Ceci révèle que le caractère premier de l’Écriture est relatif : l’Écriture est relative au Seigneur Jésus, et non le Seigneur relatif à l’Écriture.
C’est ce que disaient les premiers anabaptistes au XVIe siècle : l’Écriture est l’outre, pas le vin lui-même. Si l’Écriture n’est pas le vin, elle n’est pas un manuel doctrinal intemporel, et ne doit être remplacée par une autre doctrine intemporelle. Au contraire, toute doctrine exposée dans l’Écriture est en fait une référence au Seigneur, qui est la Parole par excellence, l’autorité qui confère à l’Écriture le caractère de Parole.
La référence de la Parole
La référence ou la relativité de l’Écriture concernant le Christ Jésus implique aussi un autre élément essentiel pour l’herméneutique de l’avenir : on peut l’appeler historico-pratique. La rencontre avec le Seigneur ressuscité et la reconnaissance de son autorité montrent que le rôle de l’Écriture est de nous permettre de suivre ce Seigneur. « Vous ne pouvez pas connaître le Seigneur si vous ne le suivez pas dans votre vie », disent les anabaptistes. Avant d’être un livre théologique, l’Écriture est un manuel d’instructions pour suivre le Seigneur. Il ne s’agit pas de nier les dimensions doctrinales ou de vision du monde, mais de reconnaître que ces dimensions sont toujours en relation avec Jésus. Et ceci est un processus pratique, situé historiquement, dans lequel prennent place toutes les interprétations.

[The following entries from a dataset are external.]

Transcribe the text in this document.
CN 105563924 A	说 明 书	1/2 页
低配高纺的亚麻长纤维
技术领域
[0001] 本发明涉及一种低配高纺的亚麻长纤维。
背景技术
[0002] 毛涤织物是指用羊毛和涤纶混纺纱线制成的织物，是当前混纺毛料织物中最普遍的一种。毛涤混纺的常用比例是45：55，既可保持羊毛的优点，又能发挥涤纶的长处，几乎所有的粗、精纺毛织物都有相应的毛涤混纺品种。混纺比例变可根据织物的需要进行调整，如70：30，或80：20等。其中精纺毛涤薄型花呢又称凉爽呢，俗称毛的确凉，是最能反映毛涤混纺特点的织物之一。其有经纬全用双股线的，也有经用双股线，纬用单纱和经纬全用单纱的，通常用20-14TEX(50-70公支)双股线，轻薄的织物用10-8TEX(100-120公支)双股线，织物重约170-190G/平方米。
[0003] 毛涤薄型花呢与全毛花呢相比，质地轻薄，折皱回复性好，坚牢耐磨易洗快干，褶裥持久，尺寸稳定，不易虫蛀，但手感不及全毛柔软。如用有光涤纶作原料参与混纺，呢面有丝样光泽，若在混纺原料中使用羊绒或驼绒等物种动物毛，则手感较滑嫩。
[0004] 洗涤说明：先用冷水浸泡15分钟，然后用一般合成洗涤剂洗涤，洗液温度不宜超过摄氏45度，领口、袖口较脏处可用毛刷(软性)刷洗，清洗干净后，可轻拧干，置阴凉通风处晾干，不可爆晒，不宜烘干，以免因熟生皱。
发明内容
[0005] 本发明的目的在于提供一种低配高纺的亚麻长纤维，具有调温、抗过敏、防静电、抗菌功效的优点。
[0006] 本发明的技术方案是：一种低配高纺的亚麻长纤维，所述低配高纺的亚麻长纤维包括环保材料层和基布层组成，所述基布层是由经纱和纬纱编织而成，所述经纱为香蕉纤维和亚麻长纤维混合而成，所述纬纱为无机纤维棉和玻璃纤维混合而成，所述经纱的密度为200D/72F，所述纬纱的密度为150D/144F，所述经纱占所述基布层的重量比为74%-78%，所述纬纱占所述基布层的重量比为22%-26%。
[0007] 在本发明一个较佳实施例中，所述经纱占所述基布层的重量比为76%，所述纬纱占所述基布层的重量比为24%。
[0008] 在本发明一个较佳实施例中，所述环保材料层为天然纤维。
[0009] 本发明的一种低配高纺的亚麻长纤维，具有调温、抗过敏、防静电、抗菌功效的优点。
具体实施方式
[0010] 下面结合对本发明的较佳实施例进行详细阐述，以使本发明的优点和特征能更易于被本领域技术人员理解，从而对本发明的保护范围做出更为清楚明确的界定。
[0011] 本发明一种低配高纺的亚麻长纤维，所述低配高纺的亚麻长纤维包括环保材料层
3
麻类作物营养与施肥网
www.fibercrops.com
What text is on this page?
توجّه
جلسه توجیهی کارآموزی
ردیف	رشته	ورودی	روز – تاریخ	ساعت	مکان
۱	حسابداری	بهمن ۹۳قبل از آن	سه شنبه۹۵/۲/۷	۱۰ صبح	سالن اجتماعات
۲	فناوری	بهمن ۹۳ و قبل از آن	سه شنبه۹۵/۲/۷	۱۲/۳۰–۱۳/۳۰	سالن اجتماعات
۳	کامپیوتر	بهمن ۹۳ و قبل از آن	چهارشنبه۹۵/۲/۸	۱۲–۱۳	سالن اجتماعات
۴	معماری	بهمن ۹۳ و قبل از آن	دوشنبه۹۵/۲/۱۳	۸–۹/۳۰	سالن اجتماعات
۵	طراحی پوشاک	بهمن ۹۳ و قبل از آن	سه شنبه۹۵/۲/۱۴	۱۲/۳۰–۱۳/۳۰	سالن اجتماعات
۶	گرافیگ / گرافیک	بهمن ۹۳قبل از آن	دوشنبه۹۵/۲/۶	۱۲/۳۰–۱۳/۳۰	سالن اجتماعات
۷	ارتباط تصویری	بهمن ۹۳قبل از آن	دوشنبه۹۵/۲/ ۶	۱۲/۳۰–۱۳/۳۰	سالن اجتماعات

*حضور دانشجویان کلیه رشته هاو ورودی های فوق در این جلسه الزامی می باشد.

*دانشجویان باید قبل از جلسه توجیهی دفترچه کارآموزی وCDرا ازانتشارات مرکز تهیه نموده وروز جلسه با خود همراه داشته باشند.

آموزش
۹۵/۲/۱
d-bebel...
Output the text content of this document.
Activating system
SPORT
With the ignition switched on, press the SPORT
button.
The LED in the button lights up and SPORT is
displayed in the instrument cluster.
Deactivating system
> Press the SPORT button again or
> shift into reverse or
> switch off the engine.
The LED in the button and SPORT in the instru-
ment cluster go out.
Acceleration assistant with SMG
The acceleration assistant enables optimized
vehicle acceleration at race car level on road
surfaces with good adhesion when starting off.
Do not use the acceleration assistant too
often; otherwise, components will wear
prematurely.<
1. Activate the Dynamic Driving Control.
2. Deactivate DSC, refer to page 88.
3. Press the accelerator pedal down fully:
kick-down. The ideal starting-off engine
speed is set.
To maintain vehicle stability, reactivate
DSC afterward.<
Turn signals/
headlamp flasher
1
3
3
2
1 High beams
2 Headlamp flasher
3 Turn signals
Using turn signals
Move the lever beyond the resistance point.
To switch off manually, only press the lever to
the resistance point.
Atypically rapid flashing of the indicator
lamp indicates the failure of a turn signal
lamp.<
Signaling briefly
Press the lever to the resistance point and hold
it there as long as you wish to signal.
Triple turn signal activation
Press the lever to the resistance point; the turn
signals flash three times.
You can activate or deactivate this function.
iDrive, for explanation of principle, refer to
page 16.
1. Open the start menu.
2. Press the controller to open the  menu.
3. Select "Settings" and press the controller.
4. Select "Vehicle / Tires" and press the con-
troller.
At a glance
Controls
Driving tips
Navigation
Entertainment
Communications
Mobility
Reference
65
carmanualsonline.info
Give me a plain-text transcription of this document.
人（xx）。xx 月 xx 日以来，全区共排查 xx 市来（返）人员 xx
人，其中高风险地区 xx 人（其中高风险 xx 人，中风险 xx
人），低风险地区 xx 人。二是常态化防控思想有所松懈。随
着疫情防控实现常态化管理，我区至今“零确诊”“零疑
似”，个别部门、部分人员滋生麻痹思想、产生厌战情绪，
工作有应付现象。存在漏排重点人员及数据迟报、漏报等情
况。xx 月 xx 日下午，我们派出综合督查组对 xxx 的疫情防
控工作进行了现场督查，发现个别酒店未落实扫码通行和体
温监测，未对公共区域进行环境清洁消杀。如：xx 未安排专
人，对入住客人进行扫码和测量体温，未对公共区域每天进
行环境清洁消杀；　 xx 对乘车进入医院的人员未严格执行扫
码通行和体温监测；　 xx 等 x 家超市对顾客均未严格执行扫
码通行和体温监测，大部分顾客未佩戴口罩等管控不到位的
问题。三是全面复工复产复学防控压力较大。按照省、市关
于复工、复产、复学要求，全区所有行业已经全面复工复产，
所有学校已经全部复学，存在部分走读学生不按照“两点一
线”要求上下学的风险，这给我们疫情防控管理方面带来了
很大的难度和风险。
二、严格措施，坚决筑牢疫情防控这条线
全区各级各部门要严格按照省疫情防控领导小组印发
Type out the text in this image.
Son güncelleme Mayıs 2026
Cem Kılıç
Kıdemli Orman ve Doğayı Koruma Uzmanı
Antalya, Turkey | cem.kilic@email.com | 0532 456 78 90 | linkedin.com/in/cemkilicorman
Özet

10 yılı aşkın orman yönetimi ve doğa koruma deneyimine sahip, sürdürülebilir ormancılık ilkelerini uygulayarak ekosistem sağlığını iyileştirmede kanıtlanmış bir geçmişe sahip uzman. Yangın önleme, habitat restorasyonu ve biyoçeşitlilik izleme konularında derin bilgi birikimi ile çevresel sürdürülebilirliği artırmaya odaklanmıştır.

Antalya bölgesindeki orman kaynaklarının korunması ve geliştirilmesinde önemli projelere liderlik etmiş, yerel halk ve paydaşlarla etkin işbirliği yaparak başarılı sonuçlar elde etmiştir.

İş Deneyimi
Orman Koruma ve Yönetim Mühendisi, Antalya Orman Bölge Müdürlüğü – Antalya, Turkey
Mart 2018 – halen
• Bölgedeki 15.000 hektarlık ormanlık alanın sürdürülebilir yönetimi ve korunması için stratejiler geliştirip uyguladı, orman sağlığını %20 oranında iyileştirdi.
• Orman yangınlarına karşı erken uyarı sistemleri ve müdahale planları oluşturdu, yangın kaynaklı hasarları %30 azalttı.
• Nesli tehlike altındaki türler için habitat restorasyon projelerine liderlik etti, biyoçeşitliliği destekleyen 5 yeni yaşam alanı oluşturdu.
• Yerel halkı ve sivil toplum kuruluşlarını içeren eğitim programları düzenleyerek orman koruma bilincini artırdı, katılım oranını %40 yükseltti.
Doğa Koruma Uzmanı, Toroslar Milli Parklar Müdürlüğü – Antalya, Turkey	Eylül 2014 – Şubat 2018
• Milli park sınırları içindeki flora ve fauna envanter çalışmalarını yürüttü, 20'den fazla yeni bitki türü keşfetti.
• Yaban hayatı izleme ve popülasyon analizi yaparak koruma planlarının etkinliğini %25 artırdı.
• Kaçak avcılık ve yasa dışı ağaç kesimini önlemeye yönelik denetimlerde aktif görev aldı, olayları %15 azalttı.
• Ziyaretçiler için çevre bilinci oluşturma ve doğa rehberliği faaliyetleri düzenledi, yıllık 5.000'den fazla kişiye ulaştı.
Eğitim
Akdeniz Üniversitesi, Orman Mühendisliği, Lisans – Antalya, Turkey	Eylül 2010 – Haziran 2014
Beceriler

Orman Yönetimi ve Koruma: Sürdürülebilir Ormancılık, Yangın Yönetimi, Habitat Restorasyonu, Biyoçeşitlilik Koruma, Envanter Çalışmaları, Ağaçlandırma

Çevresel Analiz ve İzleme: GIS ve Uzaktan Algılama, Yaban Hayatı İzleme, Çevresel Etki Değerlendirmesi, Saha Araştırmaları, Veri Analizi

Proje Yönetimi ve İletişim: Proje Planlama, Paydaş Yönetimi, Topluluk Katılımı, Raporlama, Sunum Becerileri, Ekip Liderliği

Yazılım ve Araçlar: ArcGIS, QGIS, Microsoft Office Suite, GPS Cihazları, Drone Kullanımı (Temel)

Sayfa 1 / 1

Bien sûr, identifier le caractère pratique de toute interprétation demande l’humilité qui conduit à l’unité du corps du Christ. Lorsque nous suivons Jésus, nos interprétations sont liées à un contexte spécifique. Et ce contexte comporte toujours plusieurs couches de significations. Les textes prennent toujours leur sens par rapport au contexte, que ce soit celui de l’église locale, le contexte culturel plus large ou celui de l’histoire. Reconnaître ce lien contextuel ne signifie pas ignorer les éléments spirituels présents dans le processus d’interprétation. C’est simplement reconnaître que l’Esprit, en nous guidant vers la Vérité, utilise des moyens historiques, par des personnes, des contextes et des situations concrètes. S’il n’en était pas ainsi, nous n’aurions pas besoin de l’Esprit Saint : il suffirait d’avoir un manuel doctrinal éternel, valable pour tous les temps.
L’Esprit et la Parole
Bien sûr, l’interprétation biblique est inévitablement un processus spirituel. On l’oublie facilement lorsqu’on confond l’Écriture avec un système doctrinal, ou lorsqu’on l’évalue à partir de doctrines plus ‘modernes’.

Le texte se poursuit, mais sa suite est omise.